Cuando el silencio se apoderó de toda la habitación tras el penal de Valera, arrasó con todo vestigio de esperanza. Pasó como el ángel exterminador que visitó casa por casa, arrebatando sin piedad la alegría, esa alegría que hasta ese momento no se daba por enterada de que todo había acabado, de que no había ninguna posibilidad de cambiar el inevitable y trágico desenlace. No sé cuáles hayan sido las tristezas deportivas más dolorosas de otras generaciones, para mí la eliminación contra Australia será la más dura y trágica de todas, porque sencillamente no estábamos preparados para tragar este veneno.
Gareca construyó un paraíso terrenal en medio de la adversidad. Lo malo de los paraísos terrenales es que recrean una realidad que no existe. Surge el artificio. Convenció a todos de un credo laborioso que profesamos con militancia incuestionable, como se cree en los demiurgos y en los santos que ofrecen resucitarnos de la muerte. Y si el fútbol era lo más importante de lo menos importante, en un país donde las importancias están tan mezquinamente repartidas, hoy somos un poco huérfanos de alguien, deudos de algo que se nos ha muerto.
Por eso cuando muchos aún sufrían para lidiar con su duelo, aparecieron los insoportables fariseos de turno. Aquellos sepulcros blanqueados, policías del pensamiento que no dieron tregua y se encargaron de recordarnos lo miserables que podemos llegar a ser. Aquellos que creen que se puede aprovechar la desgracia para sermonear a una sociedad desposeída de alegrías tienen la inteligencia emocional de una ameba y hacen piruetas intelectuales para forzar la metáfora política. Porque como viven de la miseria y cosechan en las desventuras, están ahí, esperando para lanzar su arenga ponzoñosa, esa mezcla insoportable de reflexión moralista y condescendiente que llevan meses guardando. Si hay algo peor que los oportunistas que aprovechan las victorias para agigantar sus infames legados, son los oportunistas políticos que medran de las desgracias deportivas.

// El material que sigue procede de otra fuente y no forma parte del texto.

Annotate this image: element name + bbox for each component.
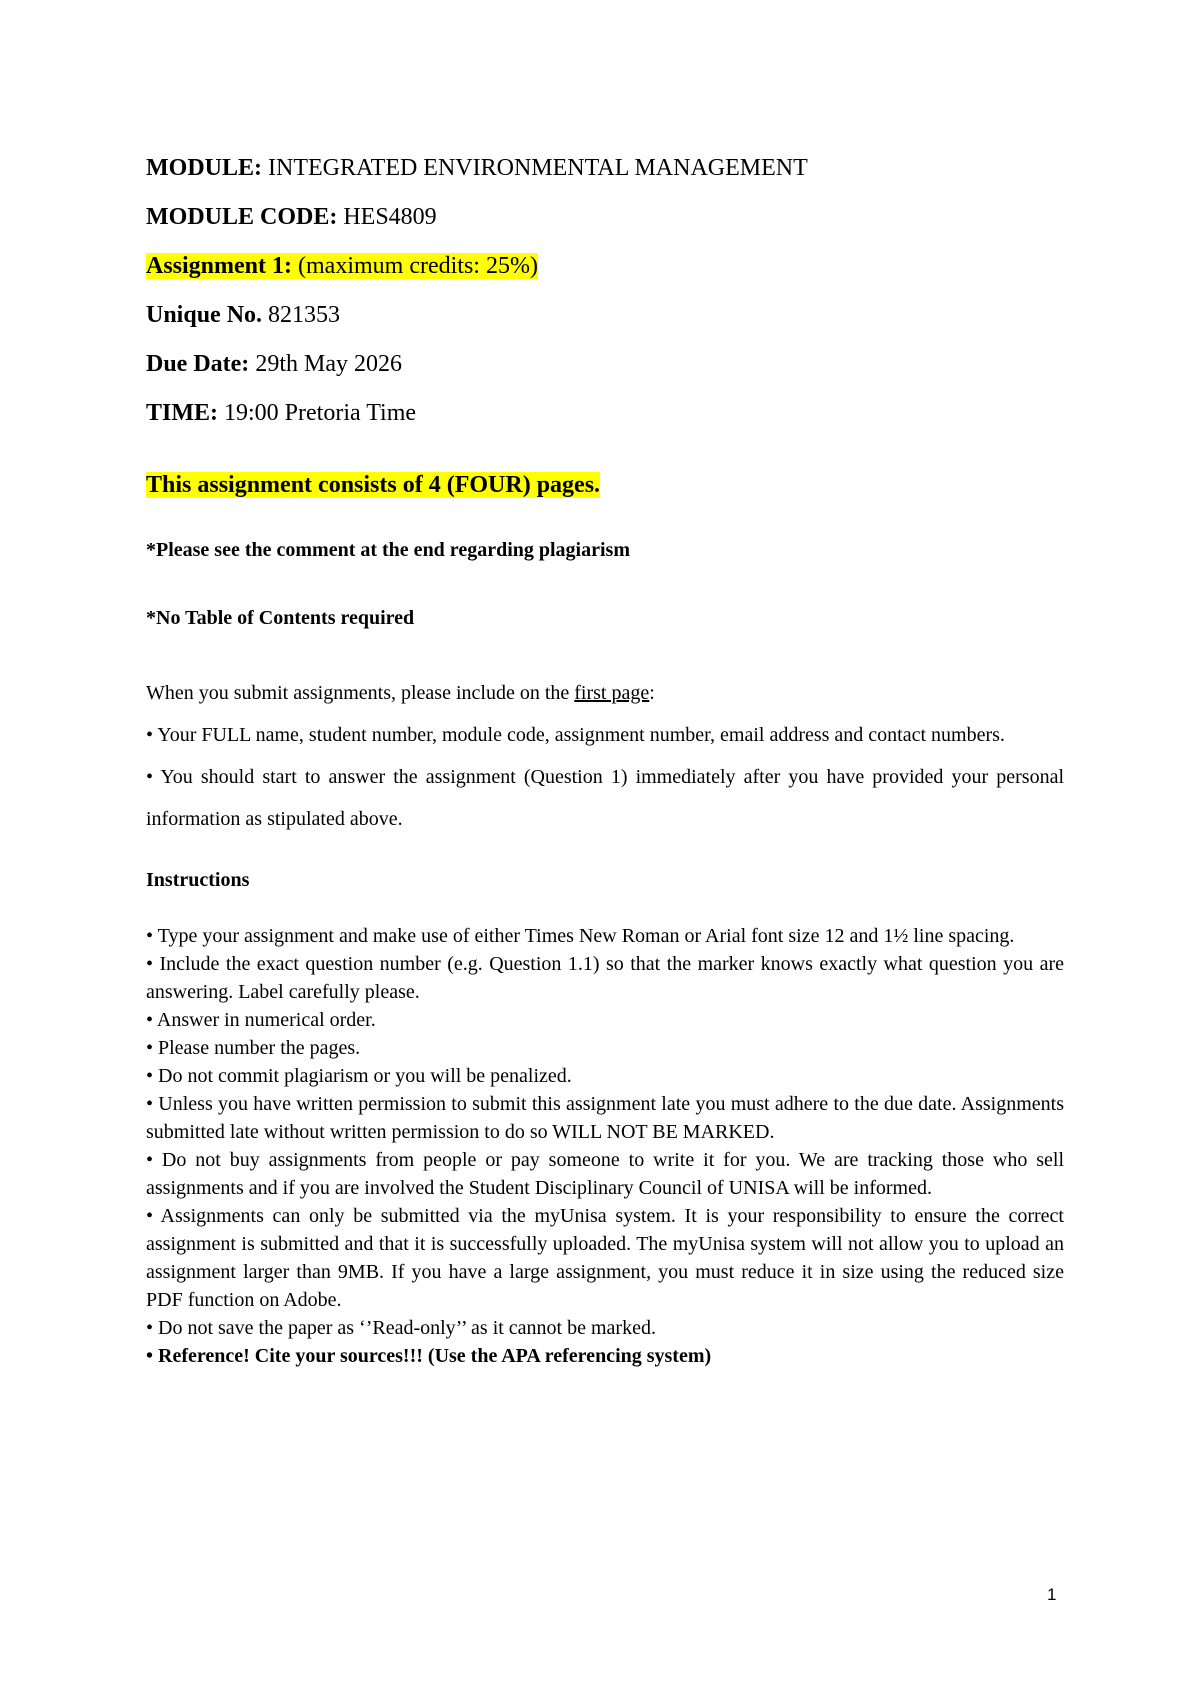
intro-bullet: • You should start to answer the assignment (Question 1) immediately after you have provided your personal information as stipulated above.: [146, 766, 1064, 830]
instructions-list: [146, 922, 1064, 1370]
due-date-label: Due Date:: [146, 351, 250, 377]
instructions-heading: Instructions: [146, 869, 250, 891]
time-line: [146, 389, 1064, 438]
instruction-item: • Answer in numerical order.: [146, 1009, 376, 1031]
module-line: [146, 144, 1064, 193]
assignment-value: (maximum credits: 25%): [298, 253, 538, 279]
unique-number-value: 821353: [268, 302, 341, 328]
module-code-line: [146, 193, 1064, 242]
plagiarism-note: *Please see the comment at the end regarding plagiarism: [146, 539, 630, 561]
time-label: TIME:: [146, 400, 218, 426]
toc-note: *No Table of Contents required: [146, 607, 415, 629]
instruction-item: • Include the exact question number (e.g. Question 1.1) so that the marker knows exactly what question you are answering. Label carefully please.: [146, 953, 1064, 1003]
time-value: 19:00 Pretoria Time: [224, 400, 417, 426]
due-date-line: [146, 340, 1064, 389]
intro-lead-colon: :: [649, 682, 655, 704]
instruction-item: • Unless you have written permission to submit this assignment late you must adhere to the due date. Assignments submitted late without written permission to do so WILL NOT BE MARKED.: [146, 1093, 1064, 1143]
assignment-label: Assignment 1:: [146, 253, 293, 279]
assignment-highlight: [146, 253, 538, 279]
instruction-item: • Please number the pages.: [146, 1037, 361, 1059]
pages-notice-line: [146, 468, 1064, 502]
module-code-value: HES4809: [343, 204, 437, 230]
instruction-item: • Do not save the paper as ‘’Read-only’’ as it cannot be marked.: [146, 1317, 656, 1339]
module-code-label: MODULE CODE:: [146, 204, 338, 230]
unique-number-label: Unique No.: [146, 302, 263, 328]
module-value: INTEGRATED ENVIRONMENTAL MANAGEMENT: [268, 155, 808, 181]
instruction-item: • Type your assignment and make use of either Times New Roman or Arial font size 12 and 1½ line spacing.: [146, 925, 1015, 947]
assignment-line: [146, 242, 1064, 291]
unique-number-line: [146, 291, 1064, 340]
instruction-item: • Do not buy assignments from people or pay someone to write it for you. We are tracking those who sell assignments and if you are involved the Student Disciplinary Council of UNISA will be informed.: [146, 1149, 1064, 1199]
instruction-item-reference: • Reference! Cite your sources!!! (Use the APA referencing system): [146, 1345, 712, 1367]
intro-lead: [146, 672, 1064, 714]
first-page-underlined: first page: [574, 682, 650, 704]
intro-bullet: • Your FULL name, student number, module code, assignment number, email address and contact numbers.: [146, 724, 1005, 746]
instruction-item: • Do not commit plagiarism or you will be penalized.: [146, 1065, 572, 1087]
intro-lead-text: When you submit assignments, please include on the: [146, 682, 575, 704]
module-label: MODULE:: [146, 155, 262, 181]
page-content: [146, 144, 1064, 1370]
pages-notice: This assignment consists of 4 (FOUR) pages.: [146, 472, 601, 498]
instruction-item: • Assignments can only be submitted via the myUnisa system. It is your responsibility to ensure the correct assignment is submitted and that it is successfully uploaded. The myUnisa system will not allow you to upload an assignment larger than 9MB. If you have a large assignment, you must reduce it in size using the reduced size PDF function on Adobe.: [146, 1205, 1064, 1311]
due-date-value: 29th May 2026: [255, 351, 402, 377]
submission-intro: [146, 672, 1064, 840]
page-number: 1: [1047, 1585, 1057, 1604]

Porque aquel que intenta sermonear a la tribuna, no es ni un buen político, ni un buen predicador. No es buen político, porque el político se ocupa de las realidades temporales y en el Perú, el fútbol quizá tenga más parentesco con los fenómenos sobrenaturales, aquellos que nos merecen reverencia. Quizá por eso resultan tan disonantes las fotos de los líderes políticos en la tribuna con la camiseta de fútbol. Intentan invadir el ámbito de lo sagrado para enviar un mensaje profano. Revestirse con una popularidad que jamás podrían conseguir con esfuerzo propio. Porque quizá el tamaño de la devoción que la ciudadanía peruana ha proferido al fútbol es directamente proporcional al desprecio que esa misma ciudadanía siente por la política. Ese desencanto dañino es la razón más plausible de la discordancia entre fútbol y política en el Perú. Cuando un peruano que no está politizado, como la inmensa mayoría, siente que contaminan el ámbito sacral del fútbol con algún mensaje propagandístico, le brota espontáneamente la antipatía.
Siempre habrá un dictador que tratará de aprovechar el fútbol para extender su influjo sobre la sociedad y domesticarla a su antojo, siempre habrá un populista que quiera mostrar su comprensión de los sentimientos patrióticos abrazando el credo futbolístico para traficar su ponzoña manipuladora. Quizá el fútbol ha asumido un rol desproporcionado en la sociedad, quizá hemos perdido los estribos y les hemos entregado responsabilidades redentoras a nuestros futbolistas que no tendrían por qué redimir a nadie si no estuviéramos tan vacíos de victorias colectivas.
Son solo seres humanos dotados con el maravilloso don de jugar al deporte más hermoso del mundo, capaces de hacer más felices a un pueblo, pero solo eso. De esa distorsión sutil nace nuestra desgracia. Como todo paraíso terrenal, hemos creído que el fútbol puede hacernos felices y cuando llega el fracaso lo único que queda es la desolación. Y así no se puede construir un alma colectiva porque, a no ser que pongamos nuestra valía en algo que sea menos contingente, siempre estaremos arrojados al infortunio. Por el bien del fútbol y de la política, procuremos cuidar a uno de la otra, manteniéndolas distantes. Que se respeten con la reverencia que merecen para que cada una puede redimirse a costa de sus propios méritos y que la próxima victoria o derrota nos encuentre abrazados a un proyecto de país más grande, uno que una nuestros abismos y debilite nuestras mezquindades.